We’re Sephardic. Syrian Jews. So Mediterranean food.

 

What was the first building you bought?

The first purchase was a building [at 241 Central Park North] I still own today. It’s a small, six-story walk-up with 30 units. It was all I could afford at the time. It was $86,000 with $15,000 down. I bought that in, I think, about 1982.

 

What’s your worst tenant story?

I was told [that if] tenants were not paying rent, you had to go and collect it. At that time, the upper part of the West Side — 110th Street — was nowhere near as built up as it is today. I went with someone who was basically a rent collector and knocked on the door. [The tenant] took the rent bill and ripped it up into 100 pieces, threw it in my face, slammed the door and said, “I don’t pay rent!” Without going into the details, we legally got that tenant out. It took about two years, but we got her out.

 

You’re on the Rent Stabilization Association’s Housing Court Reform Committee. What’s wrong with housing court?

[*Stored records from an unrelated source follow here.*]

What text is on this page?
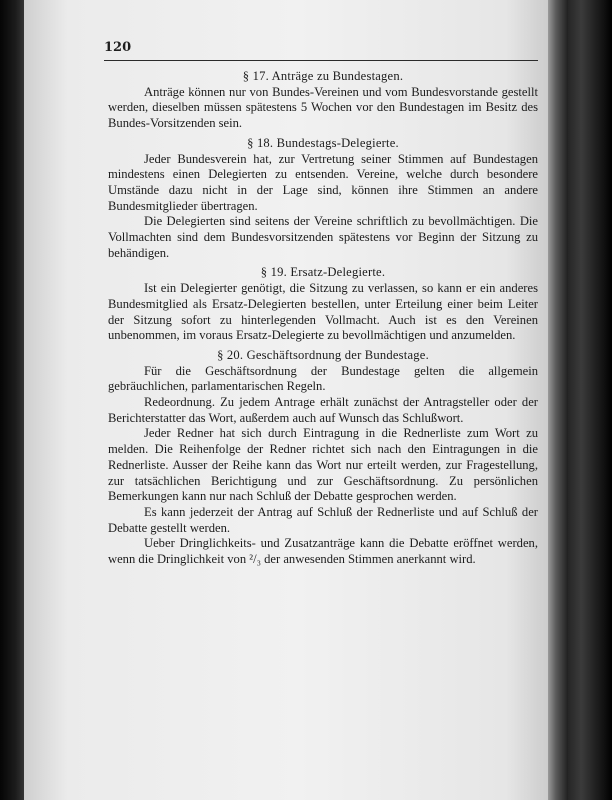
120
§ 17. Anträge zu Bundestagen.

Anträge können nur von Bundes-Vereinen und vom Bundesvorstande gestellt werden, dieselben müssen spätestens 5 Wochen vor den Bundestagen im Besitz des Bundes-Vorsitzenden sein.

§ 18. Bundestags-Delegierte.

Jeder Bundesverein hat, zur Vertretung seiner Stimmen auf Bundestagen mindestens einen Delegierten zu entsenden. Vereine, welche durch besondere Umstände dazu nicht in der Lage sind, können ihre Stimmen an andere Bundesmitglieder übertragen.

Die Delegierten sind seitens der Vereine schriftlich zu bevollmächtigen. Die Vollmachten sind dem Bundesvorsitzenden spätestens vor Beginn der Sitzung zu behändigen.

§ 19. Ersatz-Delegierte.

Ist ein Delegierter genötigt, die Sitzung zu verlassen, so kann er ein anderes Bundesmitglied als Ersatz-Delegierten bestellen, unter Erteilung einer beim Leiter der Sitzung sofort zu hinterlegenden Vollmacht. Auch ist es den Vereinen unbenommen, im voraus Ersatz-Delegierte zu bevollmächtigen und anzumelden.

§ 20. Geschäftsordnung der Bundestage.

Für die Geschäftsordnung der Bundestage gelten die allgemein gebräuchlichen, parlamentarischen Regeln.

Redeordnung. Zu jedem Antrage erhält zunächst der Antragsteller oder der Berichterstatter das Wort, außerdem auch auf Wunsch das Schlußwort.

Jeder Redner hat sich durch Eintragung in die Rednerliste zum Wort zu melden. Die Reihenfolge der Redner richtet sich nach den Eintragungen in die Rednerliste. Ausser der Reihe kann das Wort nur erteilt werden, zur Fragestellung, zur tatsächlichen Berichtigung und zur Geschäftsordnung. Zu persönlichen Bemerkungen kann nur nach Schluß der Debatte gesprochen werden.

Es kann jederzeit der Antrag auf Schluß der Rednerliste und auf Schluß der Debatte gestellt werden.

Ueber Dringlichkeits- und Zusatzanträge kann die Debatte eröffnet werden, wenn die Dringlichkeit von ²/₃ der anwesenden Stimmen anerkannt wird.
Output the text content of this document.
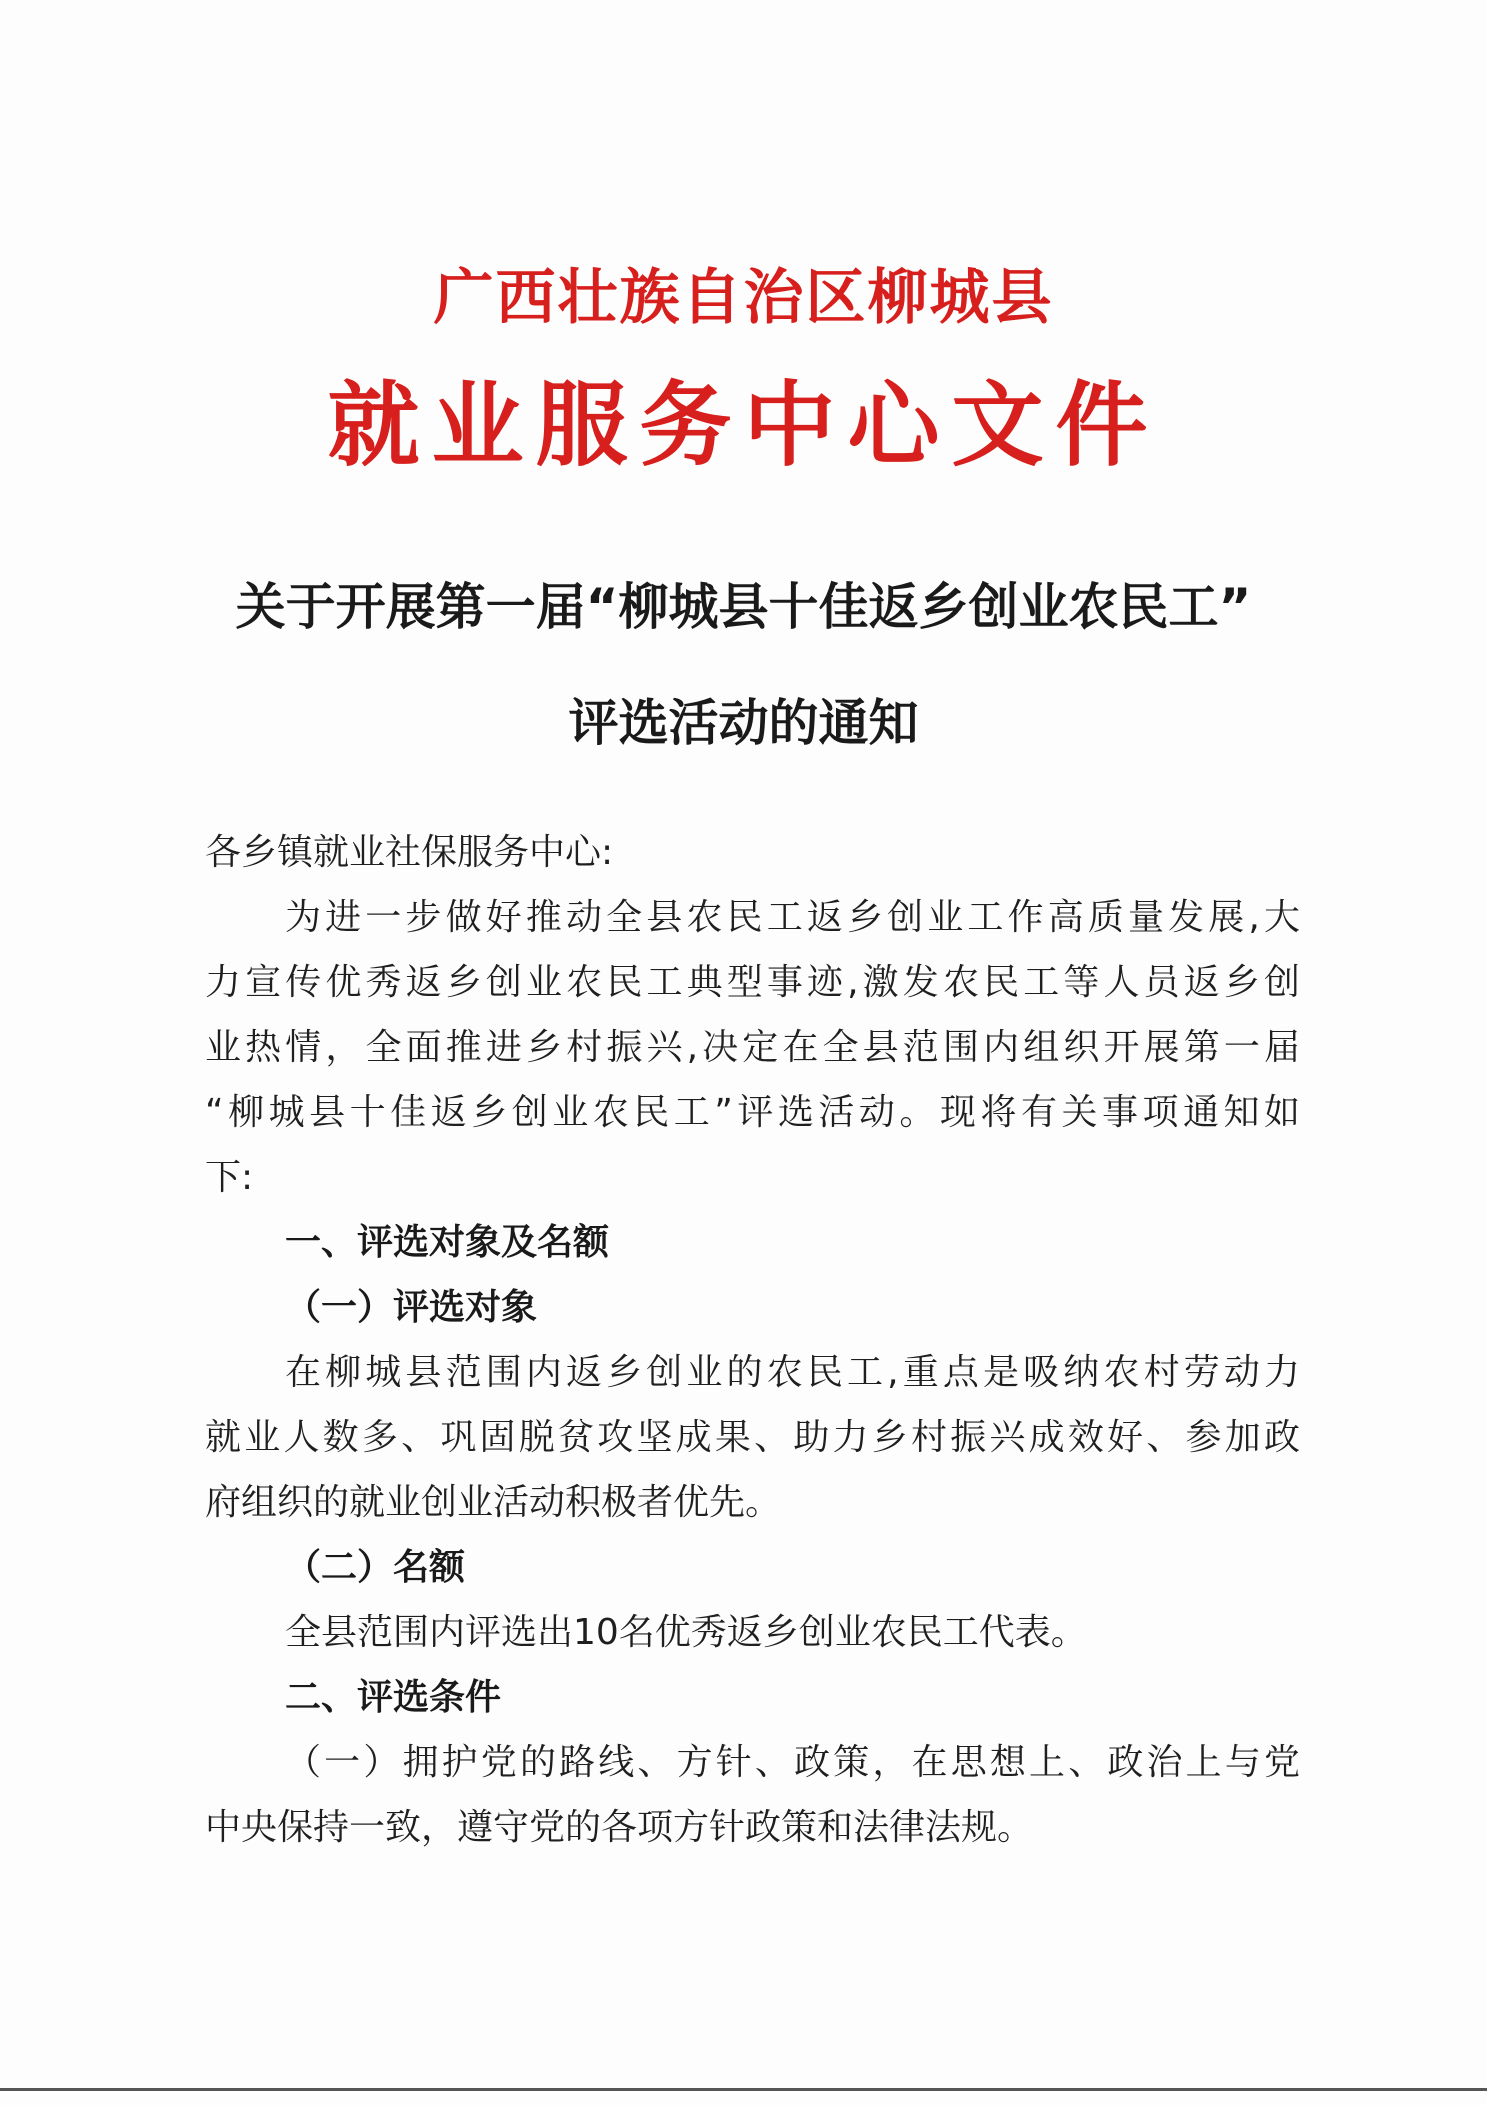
广西壮族自治区柳城县
就业服务中心文件
关于开展第一届“柳城县十佳返乡创业农民工”
评选活动的通知
各乡镇就业社保服务中心:
为进一步做好推动全县农民工返乡创业工作高质量发展,大
力宣传优秀返乡创业农民工典型事迹,激发农民工等人员返乡创
业热情，全面推进乡村振兴,决定在全县范围内组织开展第一届
“柳城县十佳返乡创业农民工”评选活动。现将有关事项通知如
下:
一、评选对象及名额
（一）评选对象
在柳城县范围内返乡创业的农民工,重点是吸纳农村劳动力
就业人数多、巩固脱贫攻坚成果、助力乡村振兴成效好、参加政
府组织的就业创业活动积极者优先。
（二）名额
全县范围内评选出10名优秀返乡创业农民工代表。
二、评选条件
（一）拥护党的路线、方针、政策，在思想上、政治上与党
中央保持一致，遵守党的各项方针政策和法律法规。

It’s very socialistic, some would even say fascist. It’s kind of a dictatorship down there.

 

What was a particularly bad experience dealing with the housing court system?

I had one case once where the judge adjourned my case [16 or 17 times] for no reason. I filed a formal complaint against [the judge] with the chief administrative judge, who ordered him to close his entire courtroom for one week while I had my trial. There was not one other case that judge heard until I had my trial. I ultimately won, but to have to go through that kind of energy and legal expense to collect $162 [in unpaid rent] — you can see the inequity there.

 

You haven’t been back to the Apthorp in several years.

It’s a tragedy and a great iconic building that was destroyed by greed. [Africa Israel] threw me under the bus and shot themselves in the foot — that says it all.

 

How did that project fall apart?

We had received a preliminary condo approval, then Lehman Brothers exploded. Everyone thought the world was coming to an end. I didn’t feel that way, but some of the partners did and asked me voluntarily to step aside and let them take over the management. I stepped aside only to find out within a matter of weeks that none of the contractual, legal obligations that they made were honored. That forced me into litigation with them. In the end, we litigated for a couple of years, and no one got anything — except the lawyers. No one stopped to think intellectually, “What do we do? Do we cancel the condo plan and go back in at a later point and keep the building a rental for a few more years?” They never asked me. A lot of underhandedness, that’s all I’ve got to say about it.

 

Do you regret getting involved with the Apthorp?

Oh, it’s not what I did, it’s what they did.

 

Do you regret partnering with them?

Oh, for sure. I regret trusting them and being betrayed.